The Coronado mansion where millionaire Jonah Shacknai’s son and girlfriend died in 2011 is expected to be listed within the next four to six weeks, the home’s real estate broker said.
The anticipated asking price for the renovated property is $16.9 million, said Scott Aurich, of Pacific Sotheby’s International Realty.
Also known as the Spreckels Mansion, the historic home was the site of the two deaths, which drew national attention because of their mysterious circumstances and connections to the CEO and founder Medicis Pharmaceutical Corp. in Arizona.
Police discovered Jonah Shacknai’s girlfriend, Rebecca Zahau, in July 2011 bound and hanging from the mansion’s balcony two days after Shacknai’s 6-year-old son, Max, was severely hurt from a second-story fall. Max died days later.
Investigators called Zahau’s death a suicide and Max’s death an accident.
After those incidents, Shacknai entered a deal with a group of investors to renovate the 12,750 square-foot house for resale, said Aurich, the real estate broker. The terms of that deal and the people involved were not disclosed.
The last recorded sale date for the oceanfront mansion is March 2007, when Shacknai bought it for $12.75 million, based on records of the 10-bedroom, 9-1/2 bath property.
The investor group recently finished the home’s yearlong rehab.
The “top-to-bottom upgrade,” as Aurich describes it, includes a new roof on the main house, fresh coat of exterior paint, refurbished wood flooring and upgrades to several rooms, including the master bedroom and kitchen. No changes were made to the balcony.
The home was briefly active on the Multiple Listing Service but was withdrawn until completion of the project, Aurich said.
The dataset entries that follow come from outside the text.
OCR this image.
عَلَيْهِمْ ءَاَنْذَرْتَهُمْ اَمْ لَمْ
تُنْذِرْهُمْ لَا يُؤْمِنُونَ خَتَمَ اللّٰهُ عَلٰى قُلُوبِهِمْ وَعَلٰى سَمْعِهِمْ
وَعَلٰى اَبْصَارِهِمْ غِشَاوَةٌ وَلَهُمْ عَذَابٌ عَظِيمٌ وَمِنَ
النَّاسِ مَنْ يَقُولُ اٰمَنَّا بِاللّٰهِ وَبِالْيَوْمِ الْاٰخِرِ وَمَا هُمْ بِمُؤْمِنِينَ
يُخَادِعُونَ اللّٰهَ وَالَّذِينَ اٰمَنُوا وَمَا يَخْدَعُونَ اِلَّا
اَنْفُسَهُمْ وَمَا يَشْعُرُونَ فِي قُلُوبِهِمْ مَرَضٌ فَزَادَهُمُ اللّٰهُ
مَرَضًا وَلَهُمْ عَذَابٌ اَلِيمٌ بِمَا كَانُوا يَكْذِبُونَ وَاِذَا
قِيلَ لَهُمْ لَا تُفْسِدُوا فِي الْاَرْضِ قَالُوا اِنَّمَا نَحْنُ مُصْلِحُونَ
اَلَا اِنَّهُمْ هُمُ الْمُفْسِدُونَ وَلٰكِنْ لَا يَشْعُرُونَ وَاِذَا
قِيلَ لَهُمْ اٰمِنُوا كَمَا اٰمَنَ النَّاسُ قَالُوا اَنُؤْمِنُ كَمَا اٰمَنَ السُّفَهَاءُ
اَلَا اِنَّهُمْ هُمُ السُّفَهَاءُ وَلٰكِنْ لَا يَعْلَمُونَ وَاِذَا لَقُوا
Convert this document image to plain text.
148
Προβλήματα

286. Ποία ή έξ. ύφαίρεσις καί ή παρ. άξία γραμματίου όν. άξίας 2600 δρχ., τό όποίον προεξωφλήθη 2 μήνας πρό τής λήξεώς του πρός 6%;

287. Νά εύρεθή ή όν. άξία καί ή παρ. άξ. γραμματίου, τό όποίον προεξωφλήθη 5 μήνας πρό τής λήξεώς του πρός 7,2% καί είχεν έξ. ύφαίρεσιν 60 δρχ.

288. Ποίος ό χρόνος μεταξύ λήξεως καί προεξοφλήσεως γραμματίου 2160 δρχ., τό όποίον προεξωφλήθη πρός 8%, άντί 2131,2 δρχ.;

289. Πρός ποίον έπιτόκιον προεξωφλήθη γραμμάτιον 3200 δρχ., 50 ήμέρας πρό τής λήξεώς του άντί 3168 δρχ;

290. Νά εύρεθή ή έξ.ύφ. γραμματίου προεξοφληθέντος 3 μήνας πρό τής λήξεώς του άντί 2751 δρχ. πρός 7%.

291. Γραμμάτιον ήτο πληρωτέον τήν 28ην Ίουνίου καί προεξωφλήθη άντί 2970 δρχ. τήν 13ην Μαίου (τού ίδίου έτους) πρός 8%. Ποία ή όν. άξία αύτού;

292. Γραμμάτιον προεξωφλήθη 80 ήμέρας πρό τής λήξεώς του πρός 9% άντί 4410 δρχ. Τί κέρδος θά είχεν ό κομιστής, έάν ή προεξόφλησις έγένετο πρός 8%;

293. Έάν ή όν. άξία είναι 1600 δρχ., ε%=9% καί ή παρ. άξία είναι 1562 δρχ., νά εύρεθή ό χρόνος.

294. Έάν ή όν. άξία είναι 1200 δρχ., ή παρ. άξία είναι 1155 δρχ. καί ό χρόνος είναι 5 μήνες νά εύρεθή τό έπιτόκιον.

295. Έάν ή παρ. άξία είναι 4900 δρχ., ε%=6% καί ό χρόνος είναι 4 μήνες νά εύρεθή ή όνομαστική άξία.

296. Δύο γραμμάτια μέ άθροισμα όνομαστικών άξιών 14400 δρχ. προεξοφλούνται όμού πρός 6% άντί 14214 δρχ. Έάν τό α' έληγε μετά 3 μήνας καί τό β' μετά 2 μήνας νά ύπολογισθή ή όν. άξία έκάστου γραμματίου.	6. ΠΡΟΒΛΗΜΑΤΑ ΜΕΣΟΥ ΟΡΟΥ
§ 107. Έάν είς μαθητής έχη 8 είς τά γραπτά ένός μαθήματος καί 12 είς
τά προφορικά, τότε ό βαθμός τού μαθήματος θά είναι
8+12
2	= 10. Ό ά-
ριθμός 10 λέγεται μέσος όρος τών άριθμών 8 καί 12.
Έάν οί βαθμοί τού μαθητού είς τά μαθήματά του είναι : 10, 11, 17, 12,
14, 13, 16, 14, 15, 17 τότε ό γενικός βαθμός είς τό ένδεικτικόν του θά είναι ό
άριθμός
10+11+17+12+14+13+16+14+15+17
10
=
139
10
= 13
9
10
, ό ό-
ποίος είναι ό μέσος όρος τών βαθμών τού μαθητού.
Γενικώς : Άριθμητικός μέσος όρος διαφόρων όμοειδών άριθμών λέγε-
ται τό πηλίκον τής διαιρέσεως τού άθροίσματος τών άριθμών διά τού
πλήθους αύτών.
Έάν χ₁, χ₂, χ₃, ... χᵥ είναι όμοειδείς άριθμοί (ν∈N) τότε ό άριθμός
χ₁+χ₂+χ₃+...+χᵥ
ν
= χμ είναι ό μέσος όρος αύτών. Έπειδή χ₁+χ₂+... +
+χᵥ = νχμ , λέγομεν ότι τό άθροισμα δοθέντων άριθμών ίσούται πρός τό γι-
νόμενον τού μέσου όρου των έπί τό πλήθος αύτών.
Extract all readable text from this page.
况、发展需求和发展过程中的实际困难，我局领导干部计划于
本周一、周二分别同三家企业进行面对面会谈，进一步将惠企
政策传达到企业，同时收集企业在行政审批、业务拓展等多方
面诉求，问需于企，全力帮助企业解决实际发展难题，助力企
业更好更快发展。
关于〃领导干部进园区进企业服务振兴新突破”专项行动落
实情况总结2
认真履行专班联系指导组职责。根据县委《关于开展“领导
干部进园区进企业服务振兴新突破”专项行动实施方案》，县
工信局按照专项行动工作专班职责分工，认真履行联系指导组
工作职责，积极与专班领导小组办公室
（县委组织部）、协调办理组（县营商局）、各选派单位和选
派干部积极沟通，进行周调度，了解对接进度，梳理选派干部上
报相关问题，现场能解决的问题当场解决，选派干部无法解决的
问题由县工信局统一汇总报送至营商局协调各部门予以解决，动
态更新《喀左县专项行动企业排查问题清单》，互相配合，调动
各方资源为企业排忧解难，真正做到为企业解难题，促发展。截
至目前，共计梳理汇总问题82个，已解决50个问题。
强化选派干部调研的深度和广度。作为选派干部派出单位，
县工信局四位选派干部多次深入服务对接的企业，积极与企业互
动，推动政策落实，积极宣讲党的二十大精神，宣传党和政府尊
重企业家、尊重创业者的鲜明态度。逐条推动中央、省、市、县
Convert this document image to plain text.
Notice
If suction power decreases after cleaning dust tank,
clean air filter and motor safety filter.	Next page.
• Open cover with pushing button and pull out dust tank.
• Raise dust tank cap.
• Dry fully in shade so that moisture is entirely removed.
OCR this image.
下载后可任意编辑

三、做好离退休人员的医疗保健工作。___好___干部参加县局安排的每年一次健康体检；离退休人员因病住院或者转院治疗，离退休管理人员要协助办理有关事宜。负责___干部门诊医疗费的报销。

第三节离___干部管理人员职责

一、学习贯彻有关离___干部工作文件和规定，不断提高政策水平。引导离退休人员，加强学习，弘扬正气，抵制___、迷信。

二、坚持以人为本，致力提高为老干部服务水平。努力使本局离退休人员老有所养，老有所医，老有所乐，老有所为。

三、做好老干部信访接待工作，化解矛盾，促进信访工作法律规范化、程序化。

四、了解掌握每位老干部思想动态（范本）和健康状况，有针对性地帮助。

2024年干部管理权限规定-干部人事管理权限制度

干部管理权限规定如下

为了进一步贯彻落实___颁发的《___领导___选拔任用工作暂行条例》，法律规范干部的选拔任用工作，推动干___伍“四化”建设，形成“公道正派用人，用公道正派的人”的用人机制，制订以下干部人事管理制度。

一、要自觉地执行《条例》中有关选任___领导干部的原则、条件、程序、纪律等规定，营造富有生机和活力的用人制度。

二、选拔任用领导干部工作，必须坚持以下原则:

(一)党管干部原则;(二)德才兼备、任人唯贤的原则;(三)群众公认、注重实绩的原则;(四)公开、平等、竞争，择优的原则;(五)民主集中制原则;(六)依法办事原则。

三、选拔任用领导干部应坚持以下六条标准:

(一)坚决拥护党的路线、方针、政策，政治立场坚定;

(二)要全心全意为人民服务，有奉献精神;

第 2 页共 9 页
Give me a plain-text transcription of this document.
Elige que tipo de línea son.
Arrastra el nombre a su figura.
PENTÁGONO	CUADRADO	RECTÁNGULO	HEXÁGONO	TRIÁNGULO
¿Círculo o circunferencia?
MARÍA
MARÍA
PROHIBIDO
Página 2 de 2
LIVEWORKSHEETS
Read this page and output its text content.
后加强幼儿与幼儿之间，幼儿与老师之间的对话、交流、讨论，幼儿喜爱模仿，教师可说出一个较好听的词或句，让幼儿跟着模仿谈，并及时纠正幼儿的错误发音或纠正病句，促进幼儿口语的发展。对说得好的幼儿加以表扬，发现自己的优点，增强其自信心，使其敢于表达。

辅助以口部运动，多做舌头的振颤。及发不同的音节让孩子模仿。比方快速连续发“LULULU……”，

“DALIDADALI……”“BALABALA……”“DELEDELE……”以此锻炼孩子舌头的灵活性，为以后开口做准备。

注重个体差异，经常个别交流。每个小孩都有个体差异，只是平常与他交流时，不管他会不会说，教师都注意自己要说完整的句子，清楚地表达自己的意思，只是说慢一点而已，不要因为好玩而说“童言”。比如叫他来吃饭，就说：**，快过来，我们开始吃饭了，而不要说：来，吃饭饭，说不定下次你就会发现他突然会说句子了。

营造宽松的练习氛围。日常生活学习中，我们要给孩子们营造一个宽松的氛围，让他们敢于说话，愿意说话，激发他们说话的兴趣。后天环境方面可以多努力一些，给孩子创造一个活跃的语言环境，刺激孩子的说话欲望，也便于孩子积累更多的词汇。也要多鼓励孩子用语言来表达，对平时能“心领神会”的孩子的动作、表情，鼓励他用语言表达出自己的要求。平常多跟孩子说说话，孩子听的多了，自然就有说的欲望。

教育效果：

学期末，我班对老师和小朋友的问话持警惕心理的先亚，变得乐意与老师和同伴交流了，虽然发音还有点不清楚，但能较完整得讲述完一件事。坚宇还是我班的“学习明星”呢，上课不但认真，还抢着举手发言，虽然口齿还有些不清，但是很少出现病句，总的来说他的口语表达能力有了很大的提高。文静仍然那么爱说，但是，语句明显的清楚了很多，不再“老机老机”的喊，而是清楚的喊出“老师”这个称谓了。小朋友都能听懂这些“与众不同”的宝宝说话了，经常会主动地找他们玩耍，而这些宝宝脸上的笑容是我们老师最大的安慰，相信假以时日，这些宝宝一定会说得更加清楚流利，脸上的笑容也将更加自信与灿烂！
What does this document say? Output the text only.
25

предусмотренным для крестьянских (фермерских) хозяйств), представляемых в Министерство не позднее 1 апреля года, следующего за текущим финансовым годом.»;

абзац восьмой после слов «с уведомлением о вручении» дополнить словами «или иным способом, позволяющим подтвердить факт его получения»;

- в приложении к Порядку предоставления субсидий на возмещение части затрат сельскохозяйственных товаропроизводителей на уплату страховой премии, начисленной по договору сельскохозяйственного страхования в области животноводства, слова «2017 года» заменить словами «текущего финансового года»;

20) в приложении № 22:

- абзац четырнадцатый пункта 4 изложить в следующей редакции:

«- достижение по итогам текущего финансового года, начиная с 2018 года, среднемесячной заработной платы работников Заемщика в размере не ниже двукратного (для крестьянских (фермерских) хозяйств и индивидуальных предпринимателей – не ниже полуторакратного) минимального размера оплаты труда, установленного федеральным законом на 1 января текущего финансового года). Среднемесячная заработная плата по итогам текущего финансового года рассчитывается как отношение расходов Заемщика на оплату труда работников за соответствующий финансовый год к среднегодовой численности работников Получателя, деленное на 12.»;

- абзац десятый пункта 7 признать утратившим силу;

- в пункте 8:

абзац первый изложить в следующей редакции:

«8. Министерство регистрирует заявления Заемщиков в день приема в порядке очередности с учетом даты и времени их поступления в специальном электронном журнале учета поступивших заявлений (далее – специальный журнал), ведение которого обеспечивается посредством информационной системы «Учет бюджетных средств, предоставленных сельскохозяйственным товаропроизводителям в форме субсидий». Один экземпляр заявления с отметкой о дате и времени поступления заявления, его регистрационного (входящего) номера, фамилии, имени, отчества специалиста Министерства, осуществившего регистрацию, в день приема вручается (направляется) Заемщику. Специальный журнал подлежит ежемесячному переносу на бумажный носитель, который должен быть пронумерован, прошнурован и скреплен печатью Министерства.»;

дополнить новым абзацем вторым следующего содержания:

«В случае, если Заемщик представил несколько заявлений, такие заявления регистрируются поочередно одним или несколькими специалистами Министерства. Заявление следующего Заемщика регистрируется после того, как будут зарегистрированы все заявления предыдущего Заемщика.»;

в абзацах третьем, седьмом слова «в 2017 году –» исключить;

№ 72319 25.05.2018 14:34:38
In the listing, the property is described as “one of the premier oceanfront beach compounds in all of Southern California, only steps to the Hotel Del Coronado, overlooking one of the most beautiful beaches in the world!”
The beach house, at 1043 Ocean Boulevard, was designed by architect Harrison Albright more than 100 years ago for sugar magnate John D. Spreckels, one of the most influential figures in San Diego history.
At one point, Spreckels was the wealthiest man in San Diego, controlling everything from railways to the Union-Tribune Publishing Co.